In a weblog post revealed Wednesday, a16z Crypto stated the funding will assist continued growth of the protocol’s Bitcoin-native infrastructure.

“Bitcoin’s restricted programmability” has left massive quantities of Bitcoin (BTC) sitting idle, the weblog reads, arguing that enabling its use as collateral might unlock a serious supply of onchain capital and permit BTC to perform as a productive asset inside decentralized finance (DeFi).

Based as a Bitcoin staking protocol in 2022 by David Tse and Fisher Yu, Babylon Labs is growing a Bitcoin-native system of trustless vaults that enables BTC to be used as collateral in onchain lending whereas remaining on the Bitcoin community and below the person’s management.

In December, Babylon partnered with Aave Labs to convey native Bitcoin-backed lending to Aave V4, Aave’s newest lending structure, with Babylon aiming to construct a devoted “Bitcoin-backed Spoke” that enables BTC to be used as collateral with out wrappers or custodians.

The mixing is predicted to enter testing within the first quarter of 2026, with a joint product launch focused for April 2026.

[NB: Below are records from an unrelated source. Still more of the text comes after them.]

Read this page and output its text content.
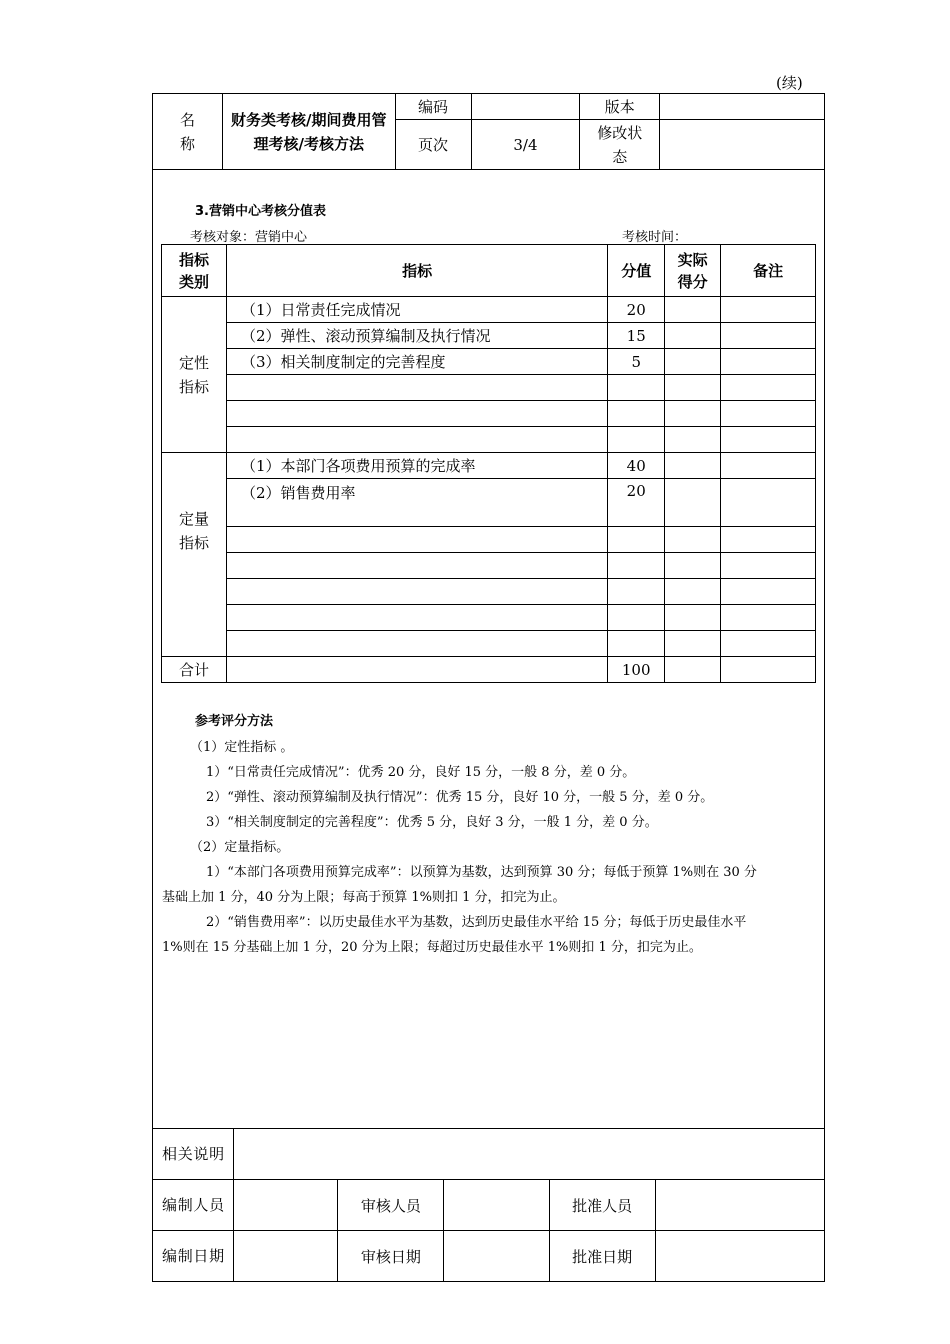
(续)
名称	财务类考核/期间费用管理考核/考核方法	编码		版本	
		页次	3/4	修改状态	
3.营销中心考核分值表
考核对象：营销中心	考核时间：
指标类别	指标	分值	实际得分	备注
定性指标	（1）日常责任完成情况	20		
	（2）弹性、滚动预算编制及执行情况	15		
	（3）相关制度制定的完善程度	5		

定量指标	（1）本部门各项费用预算的完成率	40		
	（2）销售费用率	20		

合计		100		
参考评分方法
（1）定性指标 。
1）“日常责任完成情况”：优秀 20 分，良好 15 分，一般 8 分，差 0 分。
2）“弹性、滚动预算编制及执行情况”：优秀 15 分，良好 10 分，一般 5 分，差 0 分。
3）“相关制度制定的完善程度”：优秀 5 分，良好 3 分，一般 1 分，差 0 分。
（2）定量指标。
1）“本部门各项费用预算完成率”：以预算为基数，达到预算 30 分；每低于预算 1%则在 30 分
基础上加 1 分，40 分为上限；每高于预算 1%则扣 1 分，扣完为止。
2）“销售费用率”：以历史最佳水平为基数，达到历史最佳水平给 15 分；每低于历史最佳水平
1%则在 15 分基础上加 1 分，20 分为上限；每超过历史最佳水平 1%则扣 1 分，扣完为止。
相关说明					
编制人员		审核人员		批准人员	
编制日期		审核日期		批准日期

BABY rose sharply on Wednesday and was up about 5% at time of writing, in accordance to CoinGecko knowledge.

Supply: CoinGecko

Associated: Blockrise wins Dutch MiCA license, brings Bitcoin-backed loans to EU businesses

Bitcoin lending evolves in 2025

Crypto-backed lending was broadly blamed for magnifying the fallout of the 2022 FTX collapse, as opaque steadiness sheets, rehypothecation and excessive leverage unraveled alongside falling token costs.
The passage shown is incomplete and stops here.